06-12-2020 06:13 AM
I have a range of IP's which are assigned for Internet facing servers. I had already defined all of my HOME_NET in which I also included publicly addressable internal IPs which I would like to monitor. However I had not added these external facing network ranges to the HOME_NET. I rather thought of adding them in the EXTERNAL_NET's excluded category. This ensures that, these IP's are not part of the internal network and are also not part of the external networks either. I believe it is safe to say that anything in the excluded category of EXTERNAL_NET can be called as an unprotected network.

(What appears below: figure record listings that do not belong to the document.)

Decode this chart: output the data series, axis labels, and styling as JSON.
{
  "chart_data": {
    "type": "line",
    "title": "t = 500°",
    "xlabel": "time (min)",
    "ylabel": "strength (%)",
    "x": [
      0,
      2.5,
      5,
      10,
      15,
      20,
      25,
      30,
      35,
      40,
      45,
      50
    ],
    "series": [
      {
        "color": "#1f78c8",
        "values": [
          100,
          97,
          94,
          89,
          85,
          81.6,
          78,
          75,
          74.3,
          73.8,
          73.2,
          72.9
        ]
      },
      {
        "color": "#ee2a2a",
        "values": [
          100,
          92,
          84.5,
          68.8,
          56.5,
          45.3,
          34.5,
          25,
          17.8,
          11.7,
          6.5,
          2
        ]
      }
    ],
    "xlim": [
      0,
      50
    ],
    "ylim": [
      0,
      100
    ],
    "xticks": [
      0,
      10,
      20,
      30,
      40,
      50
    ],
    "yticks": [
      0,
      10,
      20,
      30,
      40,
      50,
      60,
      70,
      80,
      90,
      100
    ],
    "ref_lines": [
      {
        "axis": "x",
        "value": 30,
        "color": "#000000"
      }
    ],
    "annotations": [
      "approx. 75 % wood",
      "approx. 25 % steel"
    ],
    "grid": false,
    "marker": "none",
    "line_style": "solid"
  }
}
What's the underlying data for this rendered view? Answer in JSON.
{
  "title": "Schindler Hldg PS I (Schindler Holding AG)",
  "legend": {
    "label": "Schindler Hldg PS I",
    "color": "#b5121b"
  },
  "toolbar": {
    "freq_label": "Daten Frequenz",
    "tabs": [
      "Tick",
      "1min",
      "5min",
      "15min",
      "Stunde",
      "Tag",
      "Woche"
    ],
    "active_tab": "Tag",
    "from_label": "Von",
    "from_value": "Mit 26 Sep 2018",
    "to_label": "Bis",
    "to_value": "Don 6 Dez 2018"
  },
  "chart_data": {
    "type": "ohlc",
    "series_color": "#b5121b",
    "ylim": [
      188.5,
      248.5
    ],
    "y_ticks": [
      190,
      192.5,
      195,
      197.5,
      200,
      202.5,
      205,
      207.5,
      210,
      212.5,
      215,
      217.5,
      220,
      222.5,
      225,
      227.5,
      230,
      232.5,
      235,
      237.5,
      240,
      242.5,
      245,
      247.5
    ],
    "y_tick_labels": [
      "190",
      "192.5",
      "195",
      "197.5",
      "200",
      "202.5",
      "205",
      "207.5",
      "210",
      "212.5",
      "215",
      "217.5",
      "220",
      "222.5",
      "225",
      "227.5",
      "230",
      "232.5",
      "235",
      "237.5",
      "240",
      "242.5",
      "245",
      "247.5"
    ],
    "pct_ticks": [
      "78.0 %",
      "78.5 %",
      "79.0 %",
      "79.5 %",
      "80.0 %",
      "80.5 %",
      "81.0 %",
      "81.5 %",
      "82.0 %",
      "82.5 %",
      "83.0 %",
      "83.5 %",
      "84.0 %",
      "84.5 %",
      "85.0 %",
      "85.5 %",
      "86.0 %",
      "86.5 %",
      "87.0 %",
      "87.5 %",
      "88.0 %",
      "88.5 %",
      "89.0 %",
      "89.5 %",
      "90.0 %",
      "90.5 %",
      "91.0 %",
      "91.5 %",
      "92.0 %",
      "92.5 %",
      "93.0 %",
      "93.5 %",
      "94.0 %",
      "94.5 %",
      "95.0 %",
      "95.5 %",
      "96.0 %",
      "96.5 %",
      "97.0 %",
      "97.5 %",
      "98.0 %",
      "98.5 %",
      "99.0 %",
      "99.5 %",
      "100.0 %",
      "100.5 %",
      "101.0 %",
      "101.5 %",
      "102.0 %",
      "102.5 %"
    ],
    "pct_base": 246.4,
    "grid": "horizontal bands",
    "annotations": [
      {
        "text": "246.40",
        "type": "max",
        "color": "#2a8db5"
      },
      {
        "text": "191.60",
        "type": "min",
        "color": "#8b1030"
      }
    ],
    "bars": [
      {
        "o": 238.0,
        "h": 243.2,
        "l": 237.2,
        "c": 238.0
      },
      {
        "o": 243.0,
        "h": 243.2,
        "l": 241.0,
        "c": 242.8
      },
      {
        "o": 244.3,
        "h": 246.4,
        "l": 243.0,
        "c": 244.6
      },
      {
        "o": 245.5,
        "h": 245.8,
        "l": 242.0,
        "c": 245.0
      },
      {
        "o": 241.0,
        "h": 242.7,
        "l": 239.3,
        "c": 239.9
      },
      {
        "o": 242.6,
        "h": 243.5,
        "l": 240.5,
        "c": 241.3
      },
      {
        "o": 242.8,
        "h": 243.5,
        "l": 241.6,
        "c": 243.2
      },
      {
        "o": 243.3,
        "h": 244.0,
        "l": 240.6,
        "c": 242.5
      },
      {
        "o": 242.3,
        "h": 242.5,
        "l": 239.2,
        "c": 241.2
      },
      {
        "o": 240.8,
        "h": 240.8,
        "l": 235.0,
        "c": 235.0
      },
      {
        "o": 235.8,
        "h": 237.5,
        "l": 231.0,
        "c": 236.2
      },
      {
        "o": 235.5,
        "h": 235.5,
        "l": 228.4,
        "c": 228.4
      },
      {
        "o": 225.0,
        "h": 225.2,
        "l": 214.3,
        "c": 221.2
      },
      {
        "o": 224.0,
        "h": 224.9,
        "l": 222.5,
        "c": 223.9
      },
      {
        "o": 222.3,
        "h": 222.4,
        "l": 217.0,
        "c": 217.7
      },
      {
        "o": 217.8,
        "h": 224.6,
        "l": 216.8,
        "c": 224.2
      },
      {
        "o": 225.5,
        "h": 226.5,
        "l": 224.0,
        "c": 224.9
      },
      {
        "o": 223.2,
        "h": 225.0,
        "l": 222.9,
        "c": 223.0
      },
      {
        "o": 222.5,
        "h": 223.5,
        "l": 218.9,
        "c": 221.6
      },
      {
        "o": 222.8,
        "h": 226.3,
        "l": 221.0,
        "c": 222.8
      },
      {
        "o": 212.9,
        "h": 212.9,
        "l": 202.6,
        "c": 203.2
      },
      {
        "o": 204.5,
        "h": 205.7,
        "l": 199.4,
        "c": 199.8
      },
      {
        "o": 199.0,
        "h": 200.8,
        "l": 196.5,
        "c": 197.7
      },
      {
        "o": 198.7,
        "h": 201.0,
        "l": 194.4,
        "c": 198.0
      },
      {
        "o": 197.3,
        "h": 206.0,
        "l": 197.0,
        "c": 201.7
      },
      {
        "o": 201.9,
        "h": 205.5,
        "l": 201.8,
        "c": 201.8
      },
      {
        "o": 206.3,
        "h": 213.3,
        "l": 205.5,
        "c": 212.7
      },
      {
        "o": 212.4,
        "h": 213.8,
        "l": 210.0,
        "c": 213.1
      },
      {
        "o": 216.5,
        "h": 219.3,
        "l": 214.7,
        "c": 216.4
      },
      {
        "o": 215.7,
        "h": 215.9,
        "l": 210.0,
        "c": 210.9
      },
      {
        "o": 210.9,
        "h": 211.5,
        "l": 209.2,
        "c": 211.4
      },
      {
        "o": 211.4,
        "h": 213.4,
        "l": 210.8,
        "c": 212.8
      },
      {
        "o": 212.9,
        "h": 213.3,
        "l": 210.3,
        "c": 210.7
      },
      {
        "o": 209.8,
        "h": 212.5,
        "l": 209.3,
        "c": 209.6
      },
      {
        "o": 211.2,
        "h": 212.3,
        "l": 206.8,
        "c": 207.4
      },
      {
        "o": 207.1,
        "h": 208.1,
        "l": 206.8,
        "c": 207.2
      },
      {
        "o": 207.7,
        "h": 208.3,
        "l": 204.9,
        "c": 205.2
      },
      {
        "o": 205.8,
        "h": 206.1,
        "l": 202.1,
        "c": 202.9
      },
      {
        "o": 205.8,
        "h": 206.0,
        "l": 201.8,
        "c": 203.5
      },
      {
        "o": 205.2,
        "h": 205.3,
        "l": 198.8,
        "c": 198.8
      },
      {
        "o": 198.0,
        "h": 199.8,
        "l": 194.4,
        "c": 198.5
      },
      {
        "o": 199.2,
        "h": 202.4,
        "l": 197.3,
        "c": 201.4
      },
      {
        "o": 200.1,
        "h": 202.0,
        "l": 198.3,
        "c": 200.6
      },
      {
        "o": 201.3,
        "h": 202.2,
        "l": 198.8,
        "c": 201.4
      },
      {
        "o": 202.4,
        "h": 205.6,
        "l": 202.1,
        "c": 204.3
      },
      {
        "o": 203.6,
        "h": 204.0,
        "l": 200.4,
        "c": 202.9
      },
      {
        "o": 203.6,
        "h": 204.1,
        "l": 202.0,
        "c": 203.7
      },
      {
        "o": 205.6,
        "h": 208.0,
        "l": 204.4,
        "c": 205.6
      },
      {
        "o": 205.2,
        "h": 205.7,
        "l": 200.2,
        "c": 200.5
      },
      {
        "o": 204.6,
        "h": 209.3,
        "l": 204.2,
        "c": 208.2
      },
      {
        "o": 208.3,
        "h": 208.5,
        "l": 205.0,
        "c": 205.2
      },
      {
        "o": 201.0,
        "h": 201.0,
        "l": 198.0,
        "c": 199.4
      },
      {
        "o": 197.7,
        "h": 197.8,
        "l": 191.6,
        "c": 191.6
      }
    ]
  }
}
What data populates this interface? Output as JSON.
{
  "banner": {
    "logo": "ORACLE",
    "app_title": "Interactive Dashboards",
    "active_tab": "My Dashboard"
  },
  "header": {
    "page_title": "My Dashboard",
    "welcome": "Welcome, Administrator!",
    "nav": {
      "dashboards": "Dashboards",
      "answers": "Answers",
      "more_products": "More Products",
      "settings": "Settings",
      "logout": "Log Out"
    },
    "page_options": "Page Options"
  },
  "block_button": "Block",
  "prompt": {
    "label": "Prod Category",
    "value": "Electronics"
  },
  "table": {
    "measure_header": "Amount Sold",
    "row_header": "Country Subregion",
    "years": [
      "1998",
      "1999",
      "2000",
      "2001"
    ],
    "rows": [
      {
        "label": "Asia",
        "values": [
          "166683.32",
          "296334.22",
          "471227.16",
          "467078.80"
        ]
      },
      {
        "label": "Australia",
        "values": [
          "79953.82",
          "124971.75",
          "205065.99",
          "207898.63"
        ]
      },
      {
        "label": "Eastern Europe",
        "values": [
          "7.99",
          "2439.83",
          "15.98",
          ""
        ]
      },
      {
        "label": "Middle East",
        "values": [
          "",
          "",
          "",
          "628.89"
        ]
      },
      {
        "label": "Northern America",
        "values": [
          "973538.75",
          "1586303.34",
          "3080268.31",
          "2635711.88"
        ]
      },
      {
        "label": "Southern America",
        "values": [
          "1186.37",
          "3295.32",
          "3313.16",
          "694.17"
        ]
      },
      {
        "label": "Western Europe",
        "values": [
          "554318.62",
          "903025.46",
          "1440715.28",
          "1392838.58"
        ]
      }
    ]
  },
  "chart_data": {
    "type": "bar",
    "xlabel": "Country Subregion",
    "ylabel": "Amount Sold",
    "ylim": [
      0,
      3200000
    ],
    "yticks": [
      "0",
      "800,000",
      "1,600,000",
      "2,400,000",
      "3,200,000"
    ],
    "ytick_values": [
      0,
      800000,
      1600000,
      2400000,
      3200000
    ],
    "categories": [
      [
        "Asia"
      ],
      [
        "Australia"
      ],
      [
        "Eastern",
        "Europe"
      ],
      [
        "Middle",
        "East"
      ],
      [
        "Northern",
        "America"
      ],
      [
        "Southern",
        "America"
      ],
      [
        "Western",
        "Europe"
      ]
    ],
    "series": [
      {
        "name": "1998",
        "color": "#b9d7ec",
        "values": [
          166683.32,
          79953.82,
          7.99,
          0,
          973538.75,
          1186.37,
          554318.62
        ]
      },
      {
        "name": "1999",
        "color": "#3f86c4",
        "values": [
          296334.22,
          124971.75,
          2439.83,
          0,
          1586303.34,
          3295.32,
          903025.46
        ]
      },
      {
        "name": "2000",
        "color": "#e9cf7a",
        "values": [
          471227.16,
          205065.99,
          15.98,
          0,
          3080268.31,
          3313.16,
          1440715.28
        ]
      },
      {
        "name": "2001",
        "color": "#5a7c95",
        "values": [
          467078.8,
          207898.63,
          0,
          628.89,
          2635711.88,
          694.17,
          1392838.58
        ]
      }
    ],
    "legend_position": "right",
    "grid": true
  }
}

The question is, did I configured it right? If there is an attack on one of the external facing server which is open on 80 and 443, for a signature such as "alert tcp $EXTERNAL_NET any -> $HOME_NET $HTTP_PORTS" I should be triggered only when the attack reaches an IP from the HOME_NET (159.x.x.x -> 192.168.x.x). Will this cause any conflicts? Is this even the right way of defining our external facing/internet facing networks?
06-12-2020 07:11 AM
Hello,
It sounds like this is North-South traffic, in which case you will actually want to include your public facing servers in the HOME_NET so that the Snort signatures can detect inbound attacks against your servers. Basically, HOME_NET should contain everything you want to protect and EXTERNAL_NET should be viewed as where an attack might come from.
I suggest including all the subnets you own in HOME_NET and then setting the EXTERNAL_NET to exclude HOME_NET.